Law enforcement officials said there has been an alarming spike in ambush-style attacks.
Sixty officers, including the San Antonio detective, were shot to death on the job this year, compared with 41 in all of last year, according to the US’ National Law Enforcement Officers Memorial Fund.
Of the 60 killed, 20 were purposely targeted by their assailant compared with eight last year, the group said.
Police officers were also shot and injured during traffic stops in Sanibel, Florida, and Gladstone, Missouri, on Sunday night, but authorities have not suggested these were targeted attacks.
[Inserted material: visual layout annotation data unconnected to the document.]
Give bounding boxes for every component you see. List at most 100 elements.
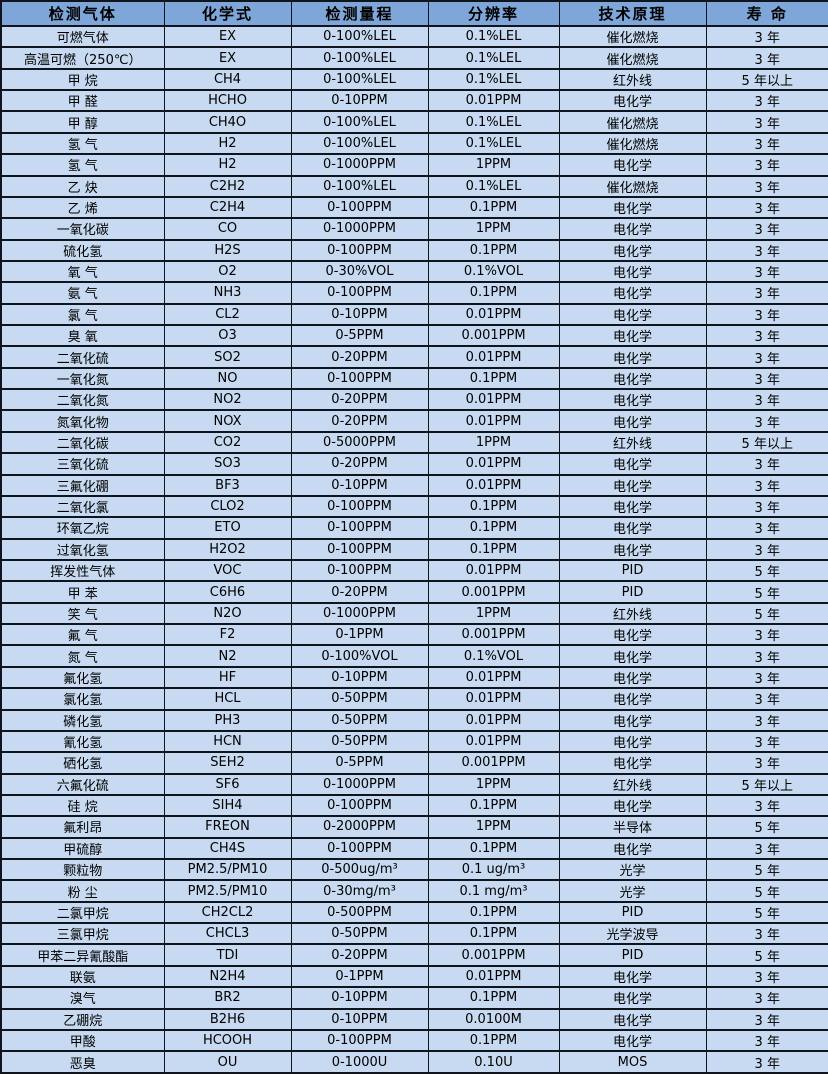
cell-range: 0-100PPM — [290, 793, 429, 818]
cell-lifespan: 3 年 — [705, 345, 828, 369]
cell-principle: 催化燃烧 — [558, 174, 707, 198]
cell-formula: SIH4 — [163, 793, 292, 818]
cell-gas: 氧 气 — [0, 259, 165, 284]
cell-gas: 笑 气 — [0, 601, 165, 626]
cell-range: 0-10PPM — [290, 665, 429, 690]
table-row: 氟化氢 HF 0-10PPM 0.01PPM 电化学 3 年 — [0, 665, 828, 690]
cell-gas: 一氧化碳 — [0, 217, 165, 241]
cell-resolution: 0.1PPM — [427, 922, 560, 946]
table-row: 甲酸 HCOOH 0-100PPM 0.1PPM 电化学 3 年 — [0, 1028, 828, 1053]
table-row: 氰化氢 HCN 0-50PPM 0.01PPM 电化学 3 年 — [0, 729, 828, 754]
cell-range: 0-20PPM — [290, 345, 429, 369]
cell-lifespan: 3 年 — [705, 89, 828, 113]
cell-principle: 电化学 — [558, 345, 707, 369]
cell-range: 0-1PPM — [290, 964, 429, 989]
cell-lifespan: 3 年 — [705, 153, 828, 177]
cell-principle: PID — [558, 900, 707, 925]
cell-lifespan: 3 年 — [705, 174, 828, 198]
cell-gas: 氰化氢 — [0, 729, 165, 754]
cell-formula: H2O2 — [163, 537, 292, 562]
cell-gas: 硅 烷 — [0, 793, 165, 818]
cell-lifespan: 3 年 — [705, 537, 828, 562]
cell-principle: 电化学 — [558, 751, 707, 775]
cell-lifespan: 3 年 — [705, 366, 828, 391]
cell-gas: 三氟化硼 — [0, 473, 165, 497]
cell-range: 0-100%LEL — [290, 24, 429, 49]
cell-gas: 甲硫醇 — [0, 836, 165, 861]
cell-formula: HCL — [163, 687, 292, 711]
cell-principle: 电化学 — [558, 644, 707, 668]
cell-resolution: 0.1 mg/m³ — [427, 879, 560, 903]
table-row: 甲 醛 HCHO 0-10PPM 0.01PPM 电化学 3 年 — [0, 89, 828, 113]
cell-gas: 甲 烷 — [0, 67, 165, 92]
cell-lifespan: 3 年 — [705, 195, 828, 220]
cell-formula: N2O — [163, 601, 292, 626]
cell-range: 0-1000PPM — [290, 772, 429, 796]
cell-range: 0-5PPM — [290, 751, 429, 775]
cell-resolution: 1PPM — [427, 217, 560, 241]
cell-resolution: 1PPM — [427, 153, 560, 177]
cell-resolution: 0.1PPM — [427, 238, 560, 262]
cell-gas: 甲酸 — [0, 1028, 165, 1053]
table-row: 乙 烯 C2H4 0-100PPM 0.1PPM 电化学 3 年 — [0, 195, 828, 220]
cell-formula: CO — [163, 217, 292, 241]
cell-gas: 氯化氢 — [0, 687, 165, 711]
cell-lifespan: 3 年 — [705, 131, 828, 156]
cell-formula: CH4S — [163, 836, 292, 861]
cell-gas: 氯 气 — [0, 302, 165, 327]
cell-principle: 催化燃烧 — [558, 46, 707, 70]
cell-gas: 一氧化氮 — [0, 366, 165, 391]
cell-principle: 电化学 — [558, 238, 707, 262]
cell-principle: 电化学 — [558, 665, 707, 690]
cell-resolution: 0.01PPM — [427, 473, 560, 497]
table-row: 硅 烷 SIH4 0-100PPM 0.1PPM 电化学 3 年 — [0, 793, 828, 818]
cell-formula: HCOOH — [163, 1028, 292, 1053]
cell-gas: 三氯甲烷 — [0, 922, 165, 946]
table-body: 可燃气体 EX 0-100%LEL 0.1%LEL 催化燃烧 3 年高温可燃（250℃） E… — [0, 24, 828, 1074]
cell-resolution: 0.1PPM — [427, 366, 560, 391]
header-lifespan: 寿 命 — [705, 0, 828, 27]
cell-lifespan: 5 年以上 — [705, 67, 828, 92]
cell-resolution: 0.001PPM — [427, 943, 560, 967]
cell-resolution: 0.1PPM — [427, 281, 560, 305]
cell-lifespan: 5 年 — [705, 857, 828, 882]
cell-principle: 红外线 — [558, 601, 707, 626]
cell-resolution: 0.001PPM — [427, 623, 560, 647]
table-row: 笑 气 N2O 0-1000PPM 1PPM 红外线 5 年 — [0, 601, 828, 626]
table-row: 三氯甲烷 CHCL3 0-50PPM 0.1PPM 光学波导 3 年 — [0, 922, 828, 946]
table-row: 乙硼烷 B2H6 0-10PPM 0.0100M 电化学 3 年 — [0, 1007, 828, 1031]
cell-lifespan: 3 年 — [705, 687, 828, 711]
cell-lifespan: 3 年 — [705, 281, 828, 305]
header-row: 检测气体 化学式 检测量程 分辨率 技术原理 寿 命 — [0, 0, 828, 27]
cell-formula: CLO2 — [163, 494, 292, 519]
cell-principle: 电化学 — [558, 366, 707, 391]
table-row: 氨 气 NH3 0-100PPM 0.1PPM 电化学 3 年 — [0, 281, 828, 305]
cell-range: 0-500PPM — [290, 900, 429, 925]
table-row: 溴气 BR2 0-10PPM 0.1PPM 电化学 3 年 — [0, 986, 828, 1010]
cell-gas: 甲 苯 — [0, 580, 165, 604]
cell-lifespan: 3 年 — [705, 110, 828, 134]
table-row: 一氧化氮 NO 0-100PPM 0.1PPM 电化学 3 年 — [0, 366, 828, 391]
cell-range: 0-100PPM — [290, 558, 429, 583]
cell-lifespan: 5 年 — [705, 879, 828, 903]
cell-gas: 二氧化碳 — [0, 430, 165, 455]
cell-principle: 半导体 — [558, 815, 707, 839]
cell-resolution: 1PPM — [427, 815, 560, 839]
table-row: 氢 气 H2 0-1000PPM 1PPM 电化学 3 年 — [0, 153, 828, 177]
cell-principle: 电化学 — [558, 687, 707, 711]
cell-formula: H2S — [163, 238, 292, 262]
cell-lifespan: 3 年 — [705, 409, 828, 433]
cell-formula: FREON — [163, 815, 292, 839]
cell-principle: 电化学 — [558, 537, 707, 562]
cell-formula: CO2 — [163, 430, 292, 455]
cell-formula: C2H4 — [163, 195, 292, 220]
cell-gas: 甲 醛 — [0, 89, 165, 113]
table-row: 挥发性气体 VOC 0-100PPM 0.01PPM PID 5 年 — [0, 558, 828, 583]
cell-gas: 氮氧化物 — [0, 409, 165, 433]
cell-lifespan: 3 年 — [705, 986, 828, 1010]
cell-gas: 六氟化硫 — [0, 772, 165, 796]
cell-lifespan: 3 年 — [705, 793, 828, 818]
table-row: 环氧乙烷 ETO 0-100PPM 0.1PPM 电化学 3 年 — [0, 516, 828, 540]
cell-gas: 二氧化氯 — [0, 494, 165, 519]
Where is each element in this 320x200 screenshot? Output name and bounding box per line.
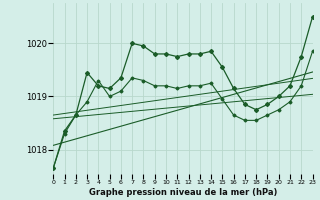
X-axis label: Graphe pression niveau de la mer (hPa): Graphe pression niveau de la mer (hPa) xyxy=(89,188,277,197)
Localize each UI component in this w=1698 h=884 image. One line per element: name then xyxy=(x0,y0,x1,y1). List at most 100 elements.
All the shootings have come less than five months after a black military veteran killed five white officers at a protest in Dallas.
Police have not said if race played a part in any of the attacks on Sunday.
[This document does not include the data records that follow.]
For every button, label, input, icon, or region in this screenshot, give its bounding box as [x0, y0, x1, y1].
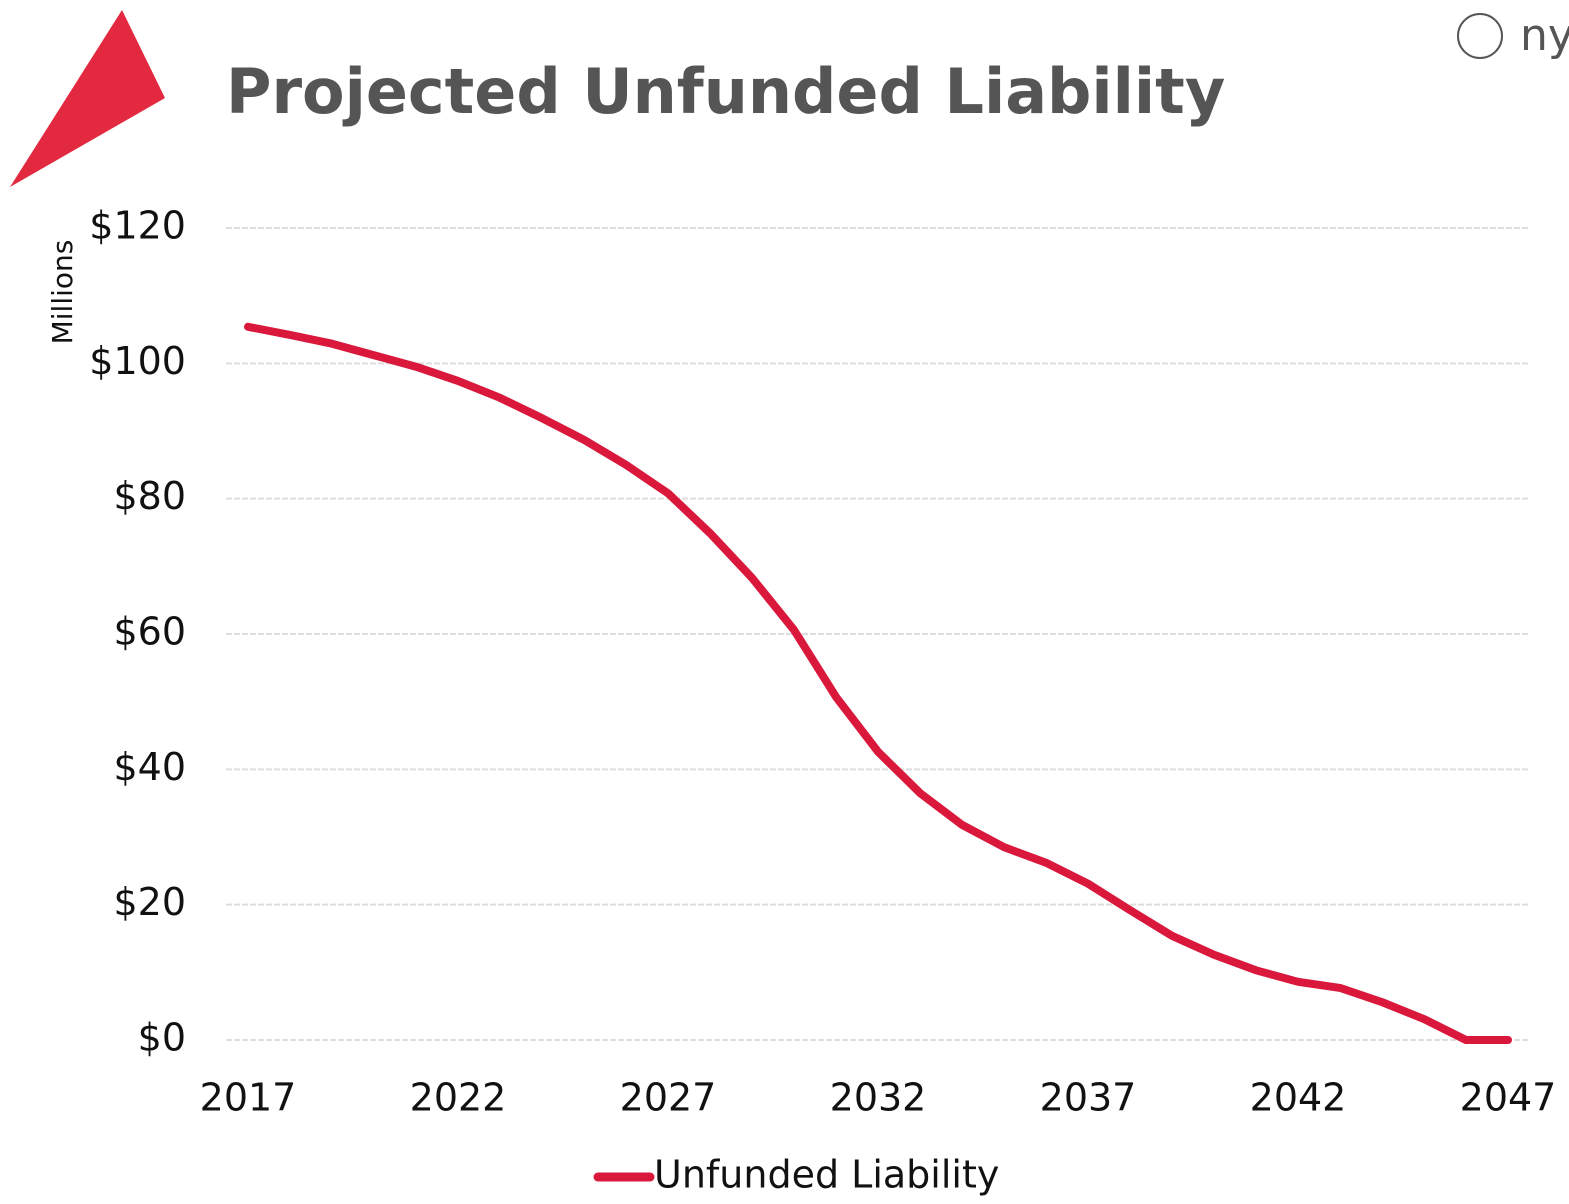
- x-tick-label: 2032: [830, 1076, 927, 1120]
- logo-triangle: [10, 10, 165, 187]
- x-tick-label: 2037: [1040, 1076, 1137, 1120]
- x-tick-label: 2042: [1250, 1076, 1347, 1120]
- y-tick-label: $40: [113, 745, 186, 789]
- x-tick-label: 2022: [410, 1076, 507, 1120]
- chart-title: Projected Unfunded Liability: [226, 55, 1225, 128]
- y-tick-label: $100: [89, 339, 186, 383]
- x-tick-label: 2027: [620, 1076, 717, 1120]
- y-tick-label: $0: [138, 1016, 186, 1060]
- y-tick-label: $60: [113, 610, 186, 654]
- x-tick-label: 2017: [200, 1076, 297, 1120]
- data-line: [244, 322, 1512, 1044]
- x-tick-label: 2047: [1460, 1076, 1557, 1120]
- y-tick-label: $120: [89, 204, 186, 248]
- logo-icon: [1457, 13, 1503, 59]
- y-axis-label: Millions: [46, 240, 79, 345]
- logo-text: ny: [1520, 10, 1569, 61]
- legend-label: Unfunded Liability: [654, 1153, 999, 1197]
- y-tick-label: $80: [113, 474, 186, 518]
- y-tick-label: $20: [113, 880, 186, 924]
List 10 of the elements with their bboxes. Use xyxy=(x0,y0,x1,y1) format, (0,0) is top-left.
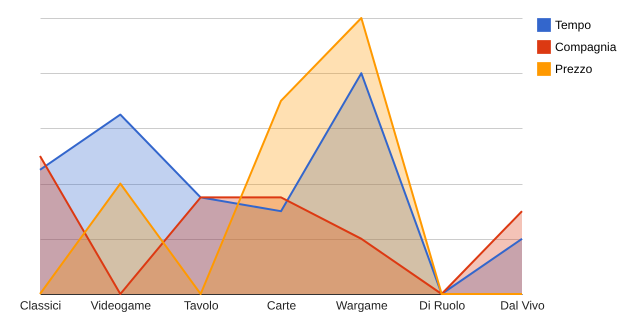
x-tick-label: Dal Vivo xyxy=(500,298,546,312)
x-tick-label: Carte xyxy=(266,298,296,312)
x-tick-label: Tavolo xyxy=(184,298,219,312)
legend-label: Prezzo xyxy=(555,62,593,76)
legend-label: Tempo xyxy=(555,18,592,32)
x-tick-label: Wargame xyxy=(336,298,388,312)
legend-label: Compagnia xyxy=(555,40,617,54)
x-tick-label: Videogame xyxy=(90,298,152,312)
x-tick-label: Classici xyxy=(20,298,62,312)
x-tick-label: Di Ruolo xyxy=(419,298,466,312)
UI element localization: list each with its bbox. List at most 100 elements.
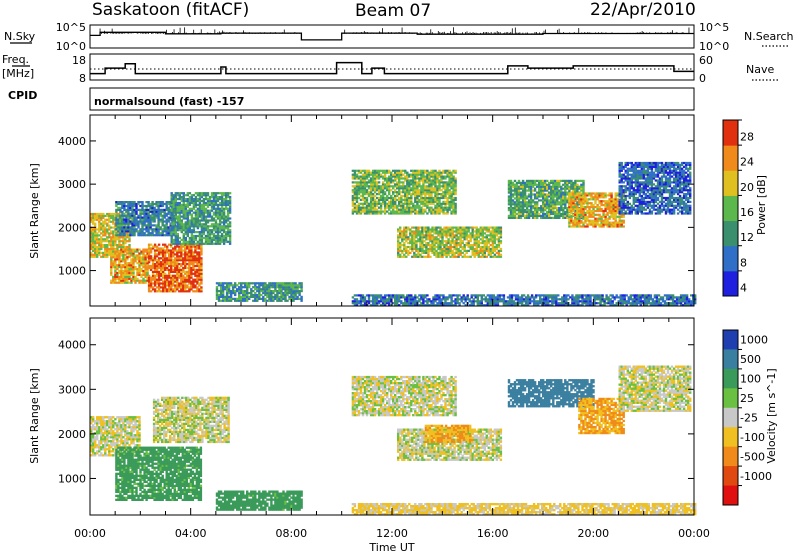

In San Antonio, police said the suspect is black and the officer was white.
In St Louis, the suspect was black, but police have not released the officer’s race.
Most killings of police officers are carried out by white men, and most people shot and killed by police are white, memorial fund president Craig Floyd said.
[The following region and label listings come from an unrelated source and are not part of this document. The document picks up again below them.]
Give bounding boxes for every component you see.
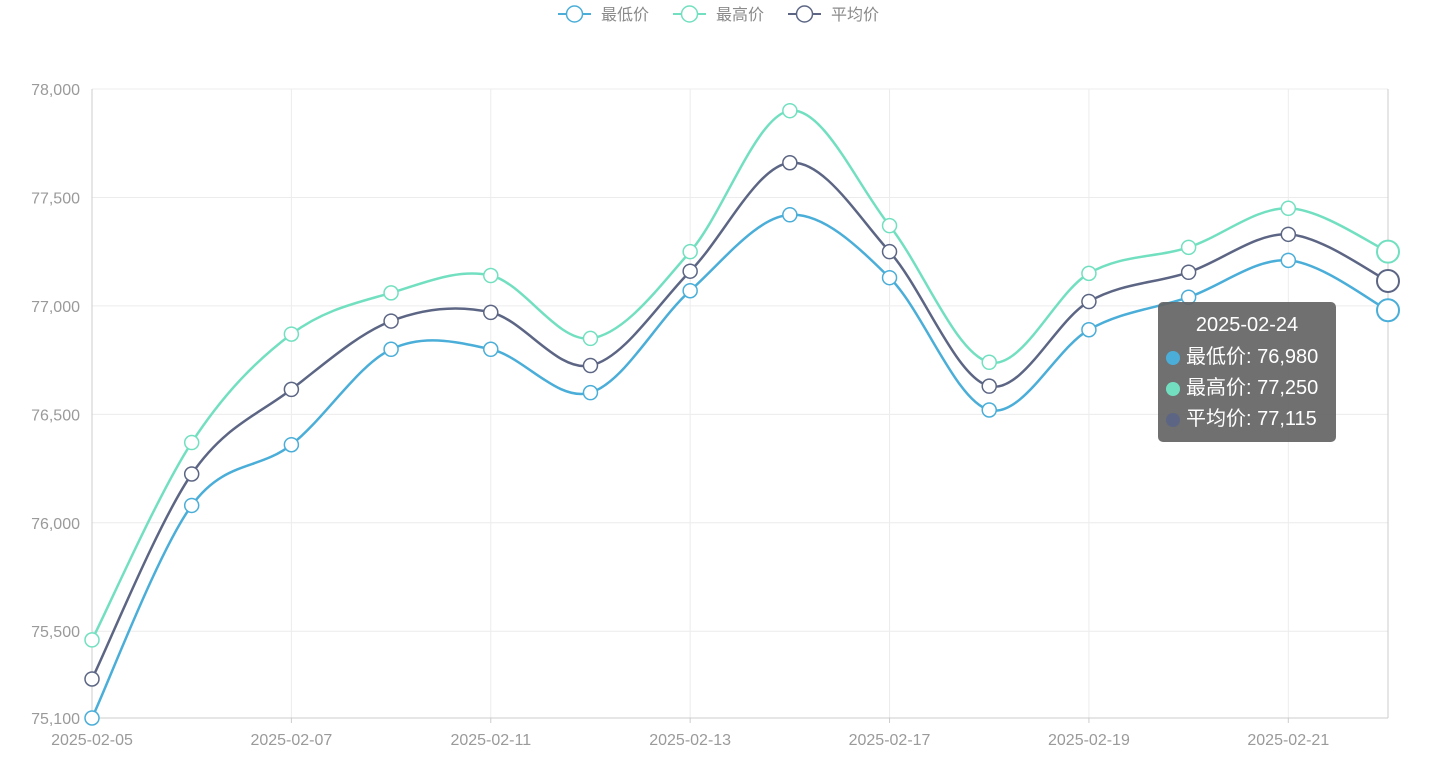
data-point-max[interactable] — [1376, 239, 1400, 264]
x-tick-label: 2025-02-17 — [849, 732, 931, 749]
tooltip-dot-min — [1166, 350, 1180, 365]
data-point-max[interactable] — [383, 285, 399, 301]
tooltip-label-max: 最高价: 77,250 — [1186, 377, 1319, 399]
data-point-max[interactable] — [1081, 265, 1097, 282]
legend-marker — [795, 5, 814, 23]
tooltip-dot-avg — [1166, 412, 1180, 427]
y-tick-label: 75,100 — [31, 711, 80, 728]
data-point-avg[interactable] — [582, 357, 599, 374]
data-point-min[interactable] — [183, 497, 200, 514]
tooltip: 2025-02-24 最低价: 76,980 最高价: 77,250 平均价: … — [1158, 302, 1336, 442]
axes — [91, 89, 1389, 719]
legend-item-max[interactable]: 最高价 — [673, 5, 764, 24]
data-point-min[interactable] — [682, 282, 698, 299]
data-point-min[interactable] — [1376, 298, 1400, 323]
x-tick-label: 2025-02-07 — [250, 732, 332, 749]
data-point-max[interactable] — [981, 354, 997, 371]
legend-label: 最高价 — [716, 6, 764, 24]
tooltip-row-min: 最低价: 76,980 — [1166, 342, 1328, 373]
tooltip-label-min: 最低价: 76,980 — [1186, 346, 1319, 368]
data-point-avg[interactable] — [1376, 268, 1400, 293]
legend-label: 最低价 — [601, 6, 649, 24]
data-point-avg[interactable] — [1180, 264, 1197, 281]
legend-item-avg[interactable]: 平均价 — [788, 5, 879, 24]
data-point-min[interactable] — [383, 341, 399, 358]
data-point-max[interactable] — [84, 632, 100, 648]
x-axis-ticks: 2025-02-05 2025-02-07 2025-02-11 2025-02-13… — [51, 718, 1329, 749]
y-axis-ticks: 75,100 75,500 76,000 76,500 77,000 77,500 78,0… — [31, 82, 80, 728]
y-tick-label: 77,000 — [31, 299, 80, 316]
data-point-avg[interactable] — [682, 263, 698, 279]
data-point-avg[interactable] — [1081, 293, 1097, 310]
legend-item-min[interactable]: 最低价 — [558, 5, 649, 24]
x-tick-label: 2025-02-13 — [649, 732, 731, 749]
data-point-min[interactable] — [782, 207, 798, 223]
data-point-min[interactable] — [84, 710, 100, 726]
x-tick-label: 2025-02-19 — [1048, 732, 1130, 749]
data-point-avg[interactable] — [981, 378, 997, 394]
data-point-min[interactable] — [283, 436, 300, 453]
data-point-avg[interactable] — [483, 304, 499, 321]
y-tick-label: 77,500 — [31, 190, 80, 207]
y-tick-label: 78,000 — [31, 82, 80, 99]
x-tick-label: 2025-02-05 — [51, 732, 133, 749]
data-point-min[interactable] — [1280, 252, 1297, 269]
data-point-avg[interactable] — [383, 313, 399, 329]
data-point-max[interactable] — [682, 243, 698, 260]
legend-label: 平均价 — [831, 6, 879, 24]
data-point-min[interactable] — [483, 341, 499, 358]
y-tick-label: 75,500 — [31, 624, 80, 641]
data-point-max[interactable] — [782, 102, 798, 119]
series-line-min — [90, 213, 1389, 719]
data-point-avg[interactable] — [84, 671, 100, 687]
data-point-min[interactable] — [881, 269, 898, 286]
data-point-min[interactable] — [582, 384, 599, 401]
data-point-max[interactable] — [1280, 200, 1297, 217]
data-point-max[interactable] — [881, 217, 898, 234]
data-point-min[interactable] — [981, 402, 997, 418]
data-point-max[interactable] — [283, 326, 300, 342]
legend[interactable]: 最低价 最高价 平均价 — [558, 5, 879, 24]
tooltip-dot-max — [1166, 381, 1180, 396]
tooltip-row-max: 最高价: 77,250 — [1166, 373, 1328, 404]
series-points — [84, 102, 1400, 726]
legend-marker — [680, 5, 699, 23]
data-point-avg[interactable] — [881, 243, 898, 260]
tooltip-label-avg: 平均价: 77,115 — [1186, 408, 1317, 430]
tooltip-title: 2025-02-24 — [1195, 314, 1299, 336]
x-tick-label: 2025-02-11 — [450, 732, 531, 749]
data-point-max[interactable] — [582, 330, 599, 347]
data-point-max[interactable] — [1180, 239, 1197, 256]
legend-marker — [565, 5, 584, 23]
data-point-max[interactable] — [183, 434, 200, 451]
y-tick-label: 76,500 — [31, 407, 80, 424]
tooltip-row-avg: 平均价: 77,115 — [1166, 404, 1328, 435]
data-point-avg[interactable] — [183, 466, 200, 482]
data-point-min[interactable] — [1081, 322, 1097, 338]
data-point-avg[interactable] — [283, 381, 300, 398]
data-point-avg[interactable] — [782, 154, 798, 171]
y-tick-label: 76,000 — [31, 516, 80, 533]
x-tick-label: 2025-02-21 — [1247, 732, 1329, 749]
data-point-max[interactable] — [483, 267, 499, 284]
data-point-avg[interactable] — [1280, 226, 1297, 243]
McManus said McKane was arrested on a capital murder warrant without incident after the car he was riding in was stopped on Monday afternoon on a highway.
Surveillance video shows the suspect at San Antonio police headquarters about four hours before 50-year-old Marconi, a 20-year veteran of the force, was shot.
The suspect asked a desk clerk a question, but left before receiving an answer, McManus said.
St Louis Police Chief Sam Dotson declined to name the 46-year-old officer who was shot and wounded there.
He said the officer is a married father of three and has been with the department for about 20 years.
“This officer was driving down the road and was ambushed by an individual who pointed a gun at him from inside of his car and shot out the police officer’s window,” Dotson said.
The suspect, 19-year-old George Bush III, was wanted for questioning in recent violent crimes that included several robberies, a carjacking and perhaps a killing, Dotson said.
“We believe he knew he was good for those crimes and that we were looking for him,” Dotson said. “That’s why he aggressively attacked a police officer.”
Police said Bush was later killed in a shoot-out with officers.
At least two other police officers were wounded in shootings in other cities, but it was not clear whether they were targeted attacks.
An officer with the Gladstone Police Department near Kansas City was shot, and the suspect was shot and killed. The officer is expected to recover.
Sanibel police officer Jarred Ciccone was shot in the shoulder during a traffic stop and released after being treated for his injuries.
Authorities said they arrested Jon Webster Hay, 49, about 90 minutes after the shooting.